Rasmussen J L
Multivariate Behav Res. 1988 Apr 1;23(2):189-202. doi: 10.1207/s15327906mbr2302_4.
Comrey (1985) presented a statistic, Dk, to detect outliers. Its purported advantage over the more well-known Mahalanobis D squared is that it might be more sensitive to outliers that distort the correlation coefficient. The present study used a Monte Carlo simulation to compare Dk and D squared in terms of their hit and false alarm rates, their extent of overlap, and their effect on correlation coefficients resulting from outlier removal. The results indicated that D squared had a higher hit rate than Dk with approximately the same false alarm rate.
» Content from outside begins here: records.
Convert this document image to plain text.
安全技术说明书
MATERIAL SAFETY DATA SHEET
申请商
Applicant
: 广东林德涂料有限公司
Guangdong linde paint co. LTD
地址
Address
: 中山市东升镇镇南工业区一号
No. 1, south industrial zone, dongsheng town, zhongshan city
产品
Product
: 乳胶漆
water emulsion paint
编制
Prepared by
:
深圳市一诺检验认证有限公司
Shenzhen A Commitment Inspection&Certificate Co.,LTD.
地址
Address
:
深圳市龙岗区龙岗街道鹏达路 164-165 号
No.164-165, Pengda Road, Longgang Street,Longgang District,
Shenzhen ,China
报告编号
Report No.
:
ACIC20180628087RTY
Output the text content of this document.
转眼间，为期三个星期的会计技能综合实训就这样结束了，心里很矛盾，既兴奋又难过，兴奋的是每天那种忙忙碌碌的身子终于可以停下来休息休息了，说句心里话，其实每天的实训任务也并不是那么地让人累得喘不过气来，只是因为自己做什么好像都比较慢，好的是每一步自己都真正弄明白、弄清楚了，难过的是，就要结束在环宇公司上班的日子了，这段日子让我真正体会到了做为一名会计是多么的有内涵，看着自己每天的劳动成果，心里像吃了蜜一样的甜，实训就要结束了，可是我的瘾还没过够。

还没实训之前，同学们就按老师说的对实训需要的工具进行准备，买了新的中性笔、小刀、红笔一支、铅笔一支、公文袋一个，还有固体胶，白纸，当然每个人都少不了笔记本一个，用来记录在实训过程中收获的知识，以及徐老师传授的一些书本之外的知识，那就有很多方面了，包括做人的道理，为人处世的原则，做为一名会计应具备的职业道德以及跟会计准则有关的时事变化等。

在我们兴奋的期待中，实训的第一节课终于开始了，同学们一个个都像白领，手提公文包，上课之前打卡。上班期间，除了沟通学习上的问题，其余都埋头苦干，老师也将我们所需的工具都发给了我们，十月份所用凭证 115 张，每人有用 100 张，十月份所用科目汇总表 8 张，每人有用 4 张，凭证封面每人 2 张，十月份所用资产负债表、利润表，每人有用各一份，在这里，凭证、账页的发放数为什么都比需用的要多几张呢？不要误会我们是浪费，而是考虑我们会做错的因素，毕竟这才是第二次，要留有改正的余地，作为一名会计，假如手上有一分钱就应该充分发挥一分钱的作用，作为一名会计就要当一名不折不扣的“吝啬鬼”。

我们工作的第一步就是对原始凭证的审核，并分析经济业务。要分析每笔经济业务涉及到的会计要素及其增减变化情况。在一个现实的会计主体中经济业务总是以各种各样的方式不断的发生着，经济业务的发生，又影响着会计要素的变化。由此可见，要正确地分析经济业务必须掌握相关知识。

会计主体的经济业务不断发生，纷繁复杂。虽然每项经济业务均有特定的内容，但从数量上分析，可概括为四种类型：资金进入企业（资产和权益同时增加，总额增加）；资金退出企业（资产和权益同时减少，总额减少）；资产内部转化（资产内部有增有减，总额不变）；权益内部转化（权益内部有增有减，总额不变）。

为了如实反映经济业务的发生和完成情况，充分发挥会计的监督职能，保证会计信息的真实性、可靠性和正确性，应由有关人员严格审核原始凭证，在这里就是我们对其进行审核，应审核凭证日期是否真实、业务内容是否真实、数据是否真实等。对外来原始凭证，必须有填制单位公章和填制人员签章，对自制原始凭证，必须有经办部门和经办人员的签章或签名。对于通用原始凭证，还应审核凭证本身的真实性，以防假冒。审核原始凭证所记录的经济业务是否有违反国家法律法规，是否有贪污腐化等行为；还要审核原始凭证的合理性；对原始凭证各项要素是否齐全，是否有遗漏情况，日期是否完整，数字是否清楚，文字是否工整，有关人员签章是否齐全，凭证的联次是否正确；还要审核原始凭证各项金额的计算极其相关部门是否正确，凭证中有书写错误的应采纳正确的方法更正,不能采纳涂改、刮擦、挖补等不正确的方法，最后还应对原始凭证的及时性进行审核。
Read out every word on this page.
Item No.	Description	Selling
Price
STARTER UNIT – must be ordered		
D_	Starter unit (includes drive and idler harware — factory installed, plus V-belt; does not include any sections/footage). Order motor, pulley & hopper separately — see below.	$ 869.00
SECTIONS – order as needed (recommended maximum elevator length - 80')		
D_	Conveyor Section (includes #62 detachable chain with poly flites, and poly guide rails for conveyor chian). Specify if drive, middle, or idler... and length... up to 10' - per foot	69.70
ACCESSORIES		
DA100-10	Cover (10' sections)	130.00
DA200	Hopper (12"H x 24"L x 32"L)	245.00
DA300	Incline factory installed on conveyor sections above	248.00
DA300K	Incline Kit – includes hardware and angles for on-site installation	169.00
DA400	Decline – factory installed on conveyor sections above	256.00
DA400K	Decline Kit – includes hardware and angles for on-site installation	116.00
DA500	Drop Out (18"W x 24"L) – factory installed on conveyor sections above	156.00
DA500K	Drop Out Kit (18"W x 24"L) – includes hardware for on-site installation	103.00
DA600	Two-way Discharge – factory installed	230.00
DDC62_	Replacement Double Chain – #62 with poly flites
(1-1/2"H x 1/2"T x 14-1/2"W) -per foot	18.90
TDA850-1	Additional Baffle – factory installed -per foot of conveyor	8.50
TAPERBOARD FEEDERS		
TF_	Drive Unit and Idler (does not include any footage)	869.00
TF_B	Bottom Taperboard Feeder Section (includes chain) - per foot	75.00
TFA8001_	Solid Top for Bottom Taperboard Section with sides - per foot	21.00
The statistics identified the same cases as outliers 19 to 55 percent of the time. Surprising, the average correlations that resulted from outlier removal by D squared were closer to the population correlations than were those resulting from outlier removal by Dk. Under the conditions investigated, D squared was preferable to Dk as an outlier removal statistic.
康瑞(1985年)提出了一个统计量Dk来检测异常值。与更为知名的马氏D平方相比,它据称的优势在于可能对扭曲相关系数的异常值更敏感。本研究采用蒙特卡洛模拟,从命中率和误报率、重叠程度以及去除异常值后对相关系数的影响等方面,对Dk和D平方进行比较。结果表明,D平方的命中率高于Dk,且误报率大致相同。这两个统计量在19%至55%的时间内将相同的案例识别为异常值。令人惊讶的是,用D平方去除异常值后得到的平均相关性比用Dk去除异常值后得到的平均相关性更接近总体相关性。在所研究的条件下,作为一种去除异常值的统计量,D平方比Dk更可取。